We are still being targeted by a Distributed Denial of Service attack, or DDoS for short. It has been taking our network down every four hours, on average, for a total duration of one to three minutes. Sometimes longer, sometimes shorter.
The original course of action, was to simply try and wait things out. Most attacks of this nature tend to stop after a short period of time, as the attacker gets bored, and simply moves elsewhere. However, we are now of the belief that these attacks are targeted specifically due to our affiliation with a third party wholesale marketplace, and our use and promotion of “lifetime” hosting services.
The attacks first began in November of 2023, which took our network down for several days. The original attacks also coincides with the closure of another popular hosting provider, which promoted their services on the same wholesale marketplace as DoRoyal. We have reason to believe that the person responsible was originally a customer of this now-defunct web host, and has opted to take their frustrations out on our network in the form of a large-scale DDoS attack.
Moving forward to March 2024, we began to detect additional network activity far beyond the norm. However, none of our automated security systems or firewalls flagged this activity as being malicious in nature, and treated it like typical web-based traffic. As time went on, however, DoRoyal staff and network administrators began to notice unusual load abnormalities, which eventually resulted in several minutes of downtime. During these downtime events, the load of our server will spike to over 130, with network activity also increasing. Specifically, we detected an increase in incoming net traffic of 250 – 800 Mbps.
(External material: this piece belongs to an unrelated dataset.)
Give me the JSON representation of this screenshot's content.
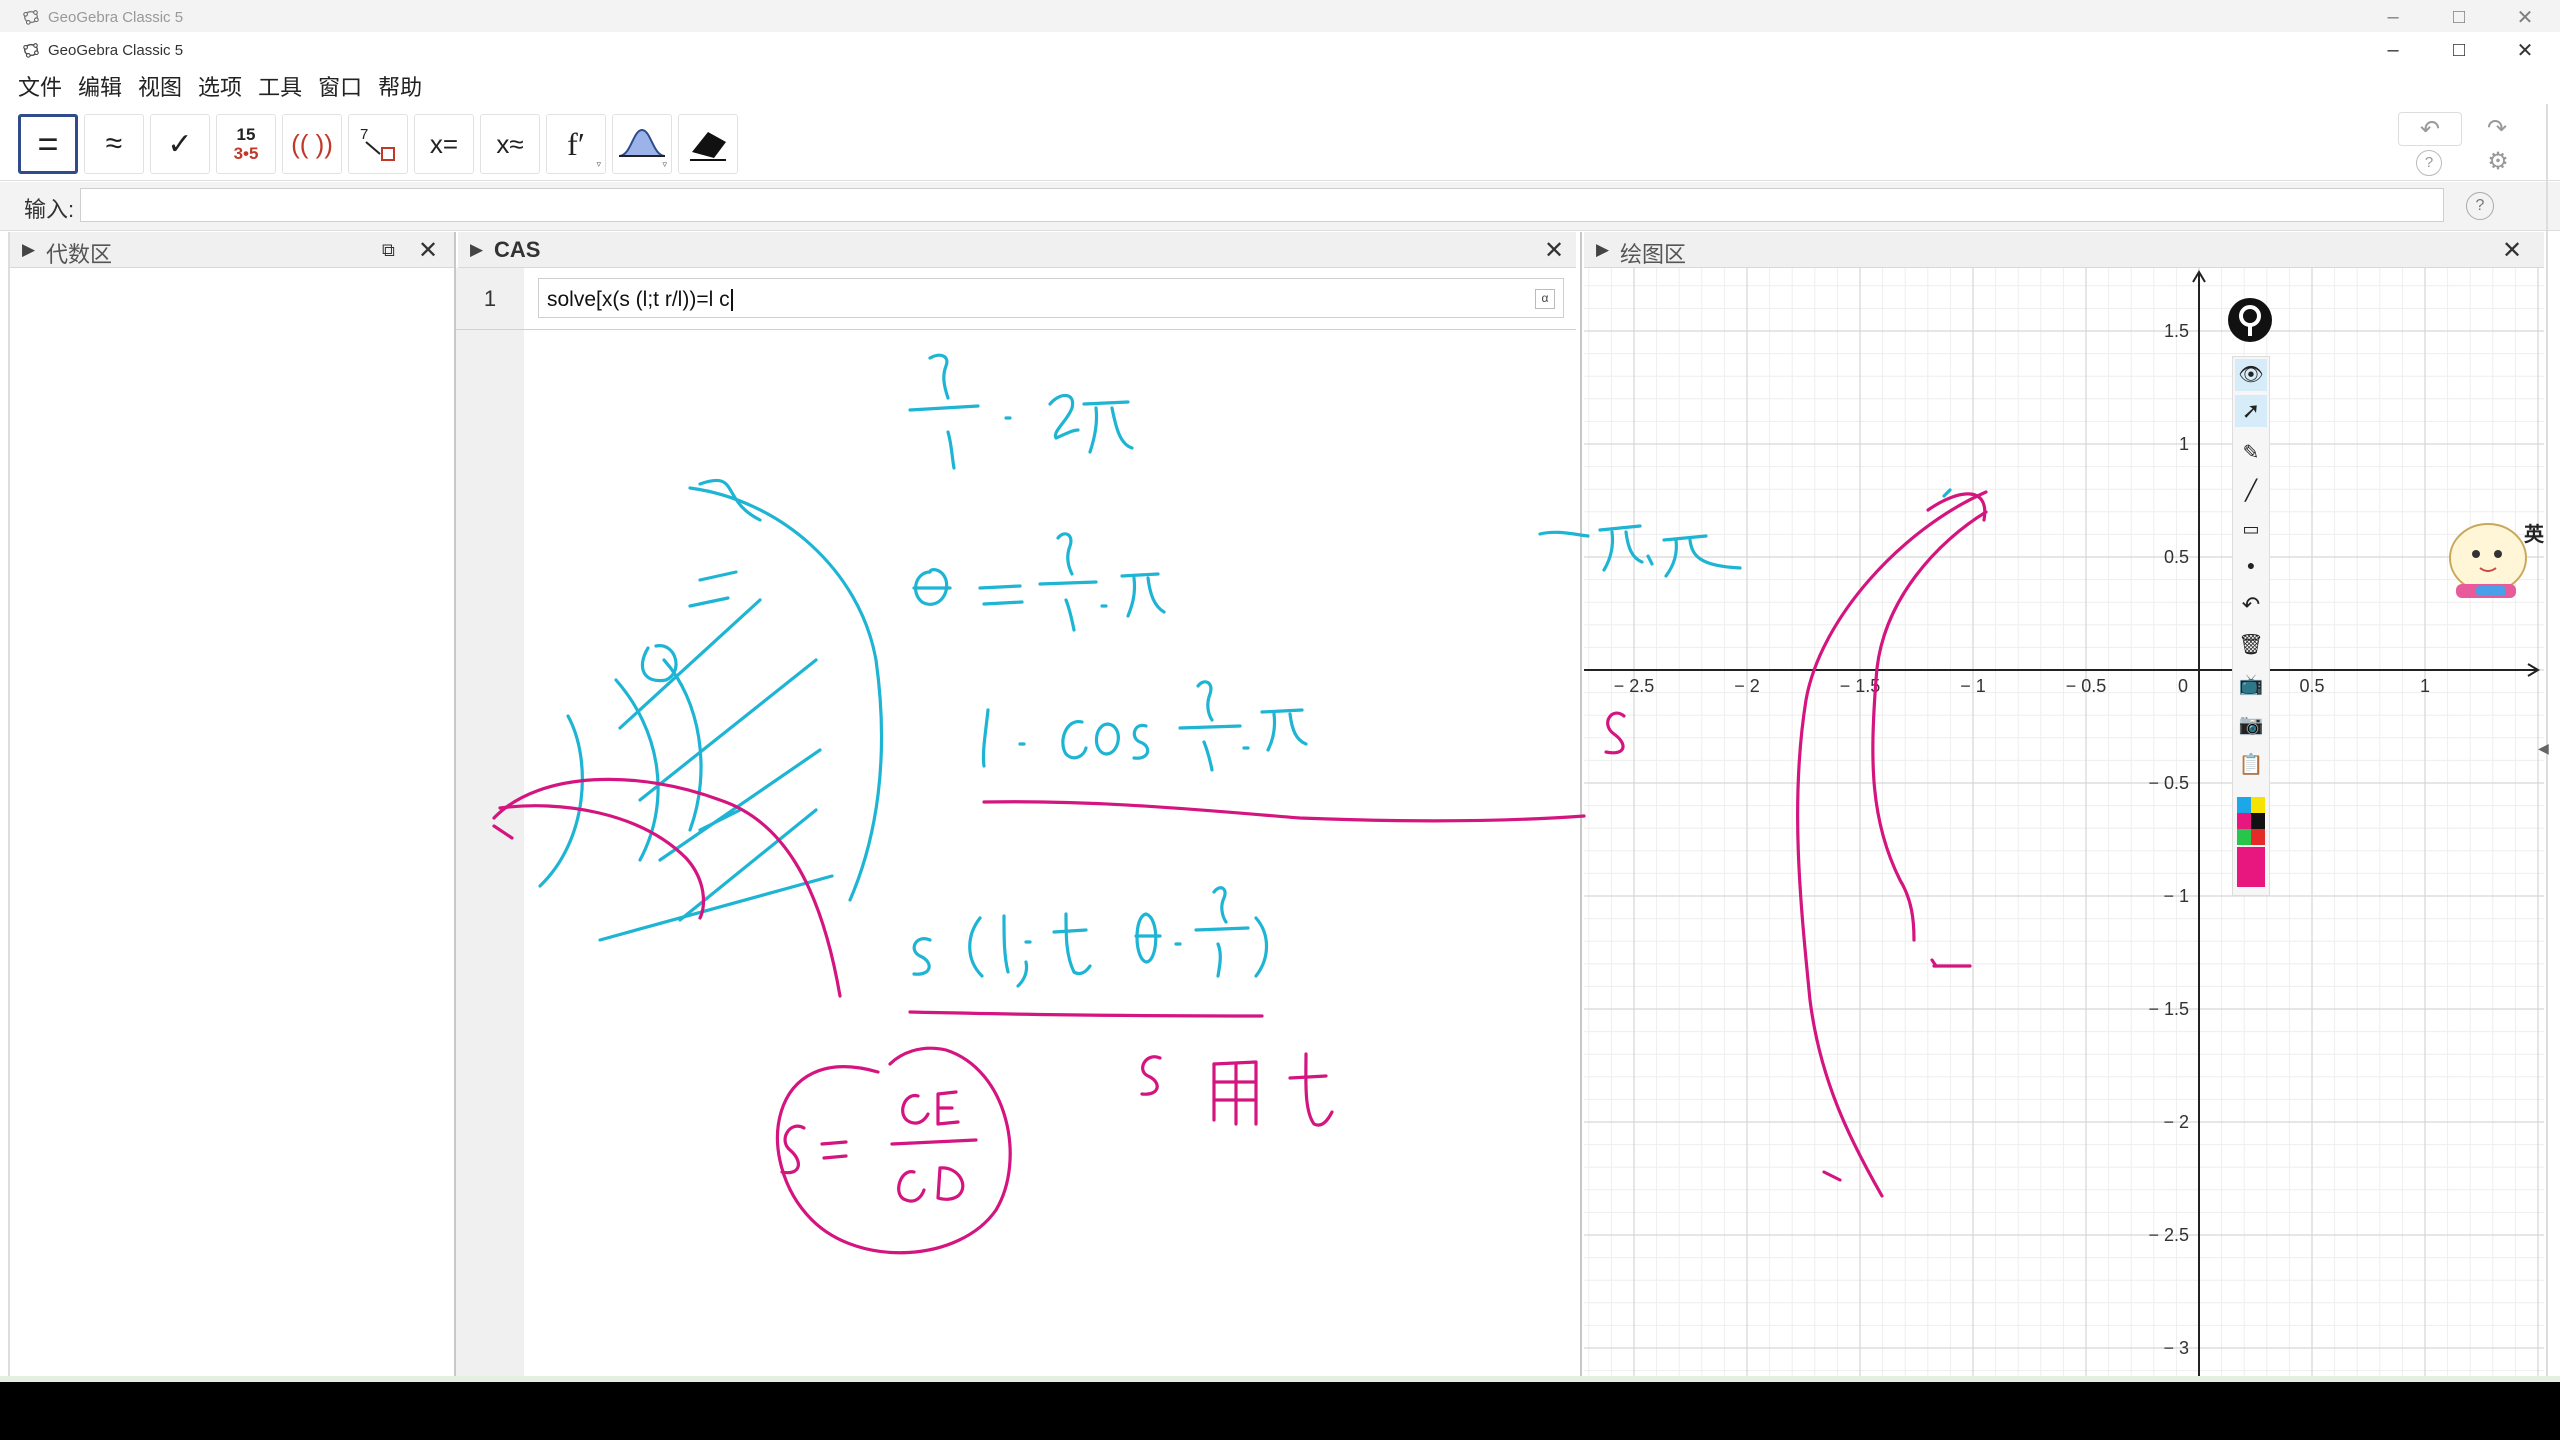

Due to the way this traffic was sent, our server did not immediately detect it as an attack. By the time it did, however, the load averages were also high enough that our firewall failed to effectively and efficiently block and mitigate the attacks. By the time it did (an average of ten seconds after the attack commenced) an outage was already logged, and continued to occur until the server load normalized one to three minutes later.
MITIGATION
We have been using all of the usual and recommended methods of mitigation. However, this attack is not reliably or accurately detected by our datacenter-level firewall, thus no DDoS mitigation is being triggered from their end. Instead, we are being forced to rely entirely on server-side mitigation techniques. While we have been successful in stopping the attack within seconds of it occurring, it is simply not fast enough to avoid a service outage.
SOLUTION
We are looking into three potential solutions to this ongoing problem. Each solution has potential downsides, as well as their own unique upsides and general advantages.
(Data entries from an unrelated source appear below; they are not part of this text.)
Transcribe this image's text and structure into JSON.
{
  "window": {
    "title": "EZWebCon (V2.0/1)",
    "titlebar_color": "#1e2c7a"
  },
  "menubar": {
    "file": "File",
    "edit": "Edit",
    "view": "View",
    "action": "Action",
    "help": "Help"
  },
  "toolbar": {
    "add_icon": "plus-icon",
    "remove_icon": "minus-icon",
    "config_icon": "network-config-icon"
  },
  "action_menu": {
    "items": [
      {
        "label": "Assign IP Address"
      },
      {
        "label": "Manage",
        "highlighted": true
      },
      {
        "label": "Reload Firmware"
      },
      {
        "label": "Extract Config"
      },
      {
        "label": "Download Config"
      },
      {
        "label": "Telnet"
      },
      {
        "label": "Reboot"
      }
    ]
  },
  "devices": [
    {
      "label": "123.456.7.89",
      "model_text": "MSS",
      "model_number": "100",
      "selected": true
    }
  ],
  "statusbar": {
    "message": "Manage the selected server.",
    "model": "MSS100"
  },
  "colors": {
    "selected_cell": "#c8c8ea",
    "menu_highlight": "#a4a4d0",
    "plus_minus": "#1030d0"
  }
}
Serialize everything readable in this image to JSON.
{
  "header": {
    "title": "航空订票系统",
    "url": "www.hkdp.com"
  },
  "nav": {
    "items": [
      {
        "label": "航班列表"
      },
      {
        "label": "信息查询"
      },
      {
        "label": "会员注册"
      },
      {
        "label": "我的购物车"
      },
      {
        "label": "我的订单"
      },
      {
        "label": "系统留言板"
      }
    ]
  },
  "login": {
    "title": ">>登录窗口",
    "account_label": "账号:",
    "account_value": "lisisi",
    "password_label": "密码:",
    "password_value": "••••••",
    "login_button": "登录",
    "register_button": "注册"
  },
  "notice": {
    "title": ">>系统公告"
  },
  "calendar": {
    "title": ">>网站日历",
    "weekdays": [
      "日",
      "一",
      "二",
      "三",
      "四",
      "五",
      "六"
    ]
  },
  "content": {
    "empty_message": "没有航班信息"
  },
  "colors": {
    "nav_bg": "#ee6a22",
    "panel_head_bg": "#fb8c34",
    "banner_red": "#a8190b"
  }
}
Attempt To Salvage Royal 2
This final soluton is to perform additional optimizations on our firewall, and hope that one of them is able to effectively and reliably mitigate these attacks. This is what we’ve been trying to do so far, and have had no real success. However, it’s still possible to accomplish.
Reset Royal 2 Network
This solution would have us decommission our current Royal 2 web server, and effectively bring an entirely new server online, with brand new IP addresses, and brand new yet similar hardware. This server would effectively be a carbon copy of our current Royal 2 server, albeit with an entirely new network card and interface.
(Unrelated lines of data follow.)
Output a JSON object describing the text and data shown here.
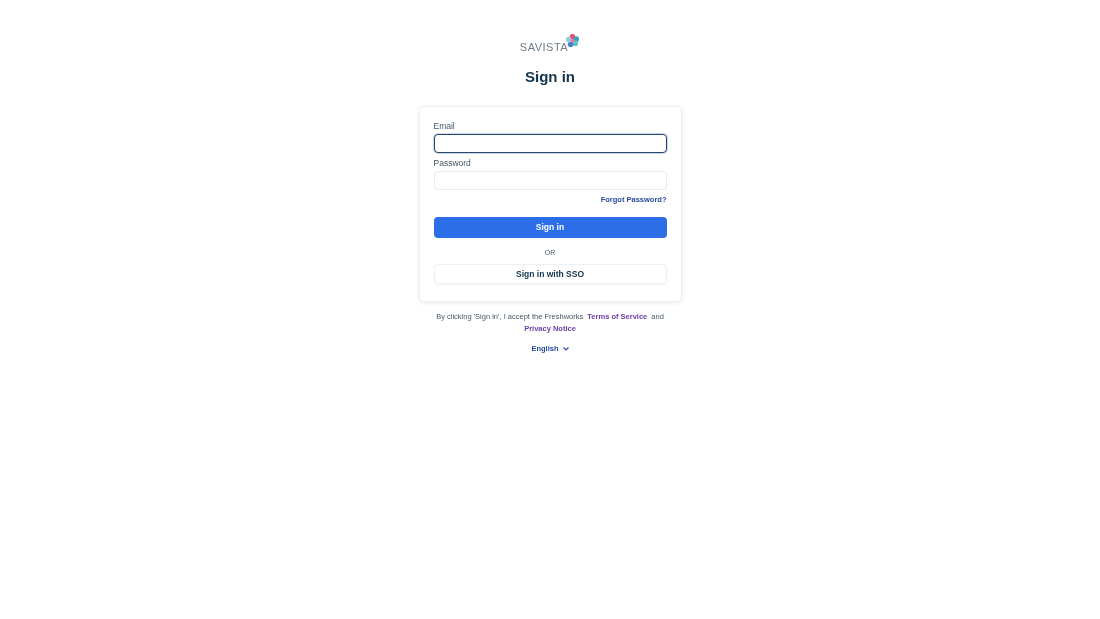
{
  "logo": {
    "wordmark": "SAVISTA"
  },
  "title": "Sign in",
  "form": {
    "fields": [
      {
        "label": "Email",
        "focused": true
      },
      {
        "label": "Password",
        "focused": false
      }
    ],
    "forgot_link": "Forgot Password?",
    "primary_button": "Sign in",
    "divider": "OR",
    "sso_button": "Sign in with SSO"
  },
  "terms": {
    "text": "By clicking 'Sign in', I accept the Freshworks",
    "terms_link": "Terms of Service",
    "joiner": "and",
    "privacy_link": "Privacy Notice"
  },
  "language": {
    "label": "English"
  }
}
Decommission Royal 2 – Introduce Royal 3, Royal 4, Royal 5, Royal 6, etc
This solution would have us fully decommission the Royal 2 web server, and bring several additional servers online. While these servers will not be as powerful as our current Royal 2, we would end up moving all accounts across different servers, depending on load averages, network utilization, and account size. (Royal 2 is optimized for 12,000 websites)
We will share more as soon as we’ve determined the proper course of action.